瑾色的黑眸突然的睜開,渾身依舊盤踞着五行的易筋經,深意被包圍的身影讓她的眉頭輕皺。
他們的樣子似乎在向著她揮舞鋼刀,好不容易胸口那誅心疼痛消失,沒想到事實也這麼的觸目驚心,若沒猜錯,這幾人一定是昨夜那個殺手團的。
很好,她最喜歡直接的。
瑾色的玉手捻起,剛好在樹枝上捏起幾片葉子,腳步輕點,將幾人的武器全部撞擊開來,她猶如一隻優美的蝴蝶般翩飛在眾男之中,手上的動作完全鬆懈,猛然轉身。將捻起的樹葉狠戾的擲出,直擊後方那三個人的喉嚨,連讓他們反應的機會都沒有。
見兄弟連一句遺言都沒有辦法說,領頭的男子暴虐了,揮起手中的鋼刀,目光狠戾的對上瑾色,他的四周五行的氣勢不斷的暴漲,那把剛到在陽光下縈繞着血光。
眾位兄弟見他們老大都這般拚命了,個個紅了眼,畢竟倒下的那三個人是他們朝夕相處的兄弟。
左右兩側的五人跟隨着領頭男子暴躁的想要圍擊瑾色,每個人的心頭都在吶喊着,一定要給兄弟們報仇。
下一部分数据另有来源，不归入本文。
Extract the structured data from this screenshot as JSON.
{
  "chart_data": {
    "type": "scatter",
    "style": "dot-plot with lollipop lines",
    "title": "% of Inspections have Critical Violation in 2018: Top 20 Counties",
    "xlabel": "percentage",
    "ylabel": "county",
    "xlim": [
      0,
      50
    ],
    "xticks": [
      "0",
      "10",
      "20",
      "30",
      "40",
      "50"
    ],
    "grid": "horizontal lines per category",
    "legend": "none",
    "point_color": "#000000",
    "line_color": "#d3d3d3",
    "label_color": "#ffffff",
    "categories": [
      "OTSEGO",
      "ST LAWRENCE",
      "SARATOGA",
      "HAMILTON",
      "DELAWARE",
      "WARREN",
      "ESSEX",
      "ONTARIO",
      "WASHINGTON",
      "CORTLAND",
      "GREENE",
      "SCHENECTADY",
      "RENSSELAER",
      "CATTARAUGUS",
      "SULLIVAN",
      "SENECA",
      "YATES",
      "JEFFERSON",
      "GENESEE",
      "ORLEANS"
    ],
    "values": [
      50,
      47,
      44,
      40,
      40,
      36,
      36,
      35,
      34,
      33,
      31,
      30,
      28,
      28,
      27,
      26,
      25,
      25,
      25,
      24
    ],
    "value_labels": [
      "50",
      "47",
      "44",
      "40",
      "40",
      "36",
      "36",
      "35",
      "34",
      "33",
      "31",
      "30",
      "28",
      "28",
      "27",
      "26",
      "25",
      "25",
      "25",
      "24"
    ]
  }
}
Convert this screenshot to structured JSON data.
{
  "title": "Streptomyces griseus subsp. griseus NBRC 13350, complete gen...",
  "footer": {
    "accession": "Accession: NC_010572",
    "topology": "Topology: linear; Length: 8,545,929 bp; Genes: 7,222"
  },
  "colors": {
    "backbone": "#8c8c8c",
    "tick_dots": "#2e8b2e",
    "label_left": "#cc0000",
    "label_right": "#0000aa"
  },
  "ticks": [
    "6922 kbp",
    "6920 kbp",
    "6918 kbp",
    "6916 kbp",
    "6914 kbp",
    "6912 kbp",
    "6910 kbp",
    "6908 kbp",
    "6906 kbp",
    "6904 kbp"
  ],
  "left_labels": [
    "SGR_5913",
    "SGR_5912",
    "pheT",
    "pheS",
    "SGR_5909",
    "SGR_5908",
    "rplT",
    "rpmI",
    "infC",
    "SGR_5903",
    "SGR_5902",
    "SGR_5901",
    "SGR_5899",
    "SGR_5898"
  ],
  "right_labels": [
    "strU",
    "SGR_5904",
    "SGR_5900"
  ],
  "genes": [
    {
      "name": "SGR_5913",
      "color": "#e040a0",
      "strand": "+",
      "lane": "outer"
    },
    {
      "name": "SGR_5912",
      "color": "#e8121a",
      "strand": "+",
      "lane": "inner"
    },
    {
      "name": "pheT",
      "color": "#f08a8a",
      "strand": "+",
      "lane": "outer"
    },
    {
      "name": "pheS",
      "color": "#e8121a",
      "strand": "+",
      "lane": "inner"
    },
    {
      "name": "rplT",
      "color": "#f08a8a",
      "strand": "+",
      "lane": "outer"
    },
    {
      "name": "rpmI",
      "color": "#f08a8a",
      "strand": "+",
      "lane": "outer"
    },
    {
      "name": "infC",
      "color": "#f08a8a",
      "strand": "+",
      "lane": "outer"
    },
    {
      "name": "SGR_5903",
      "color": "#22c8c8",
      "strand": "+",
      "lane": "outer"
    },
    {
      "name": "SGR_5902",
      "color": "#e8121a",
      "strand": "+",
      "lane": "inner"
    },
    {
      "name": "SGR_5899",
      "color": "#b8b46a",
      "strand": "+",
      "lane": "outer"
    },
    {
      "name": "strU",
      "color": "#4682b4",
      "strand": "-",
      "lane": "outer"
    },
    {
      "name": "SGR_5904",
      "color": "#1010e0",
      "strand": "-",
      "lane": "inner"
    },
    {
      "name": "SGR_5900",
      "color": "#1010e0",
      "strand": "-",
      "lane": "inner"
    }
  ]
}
黑玄,開始衝上來的那個是黑玄的修為,這麼說他就是這幫人的首領?
好,很好,小羅羅不在話下,她很有興趣知道是誰想要殺她。
瑾色腳尖再次點起,優雅的騰飛在半空之中,直接奔到眾人的後方,玉手勾起一個弧度,狠狠的捏住最後放一個男人的頸部,使勁一捏,伴隨着骨頭碎裂響亮的聲音,男子的身體便癱軟在地上。
“虎子,你怎麼了?虎子……”
那個男人身旁的一個兄弟,見此狀況不斷的呼喊着地面上的男人,大刀一揮狠狠伴隨着醬紫的光芒有些遲鈍的向瑾色劈去。
瑾色玉足抬起,在半空中拋出一個優美的弧度,將男子手中的到狠狠的提下,另一隻腳狠狠的向他的腹部踹去,動作不僅敏銳,而卻迅速,狠戾十足,嗜血張狂。
領頭男人遲鈍的轉身,剛好看見她那美麗的身影將自己兄弟,狠狠的踹攤在地上,眼眸中除了驚駭,便是一抹遲疑。
她的修為究竟已經達到什麼樣的境界?剛剛她那詭異的身法,為何他從來都沒有見識過。
瑾色勾了勾手指,嘴角勾勒起一抹嫵媚的笑,疼痛感消失的那一刻,驀然間她感覺很輕鬆,好久沒這麼舒爽的運動一下了,她還沒打夠呢。
瑾色踏着小碎步慢慢的向前,幾人見狀驚駭的靠後,甚至都忘記了去扶起那個攤在地上的兄弟。
瑾色眉頭輕挑,既然他們不願意上,那隻好她先動手了。
腳尖輕微點地,身形詭異的穿梭在剩餘的那三個羅羅中,不一會,瑾色雙手輕微拍了拍,很滿意的看着三個人漸漸的倒下去,滿意的颳了刮鼻子。
“殺手團是吧?說說是誰派你來殺我的?”
瑾色一隻腳痞氣十足的落在那倒着的樹榦上,漆黑的眼眸深深的注視的面前早已經獃滯,甚至有些顫抖的黑衣男子。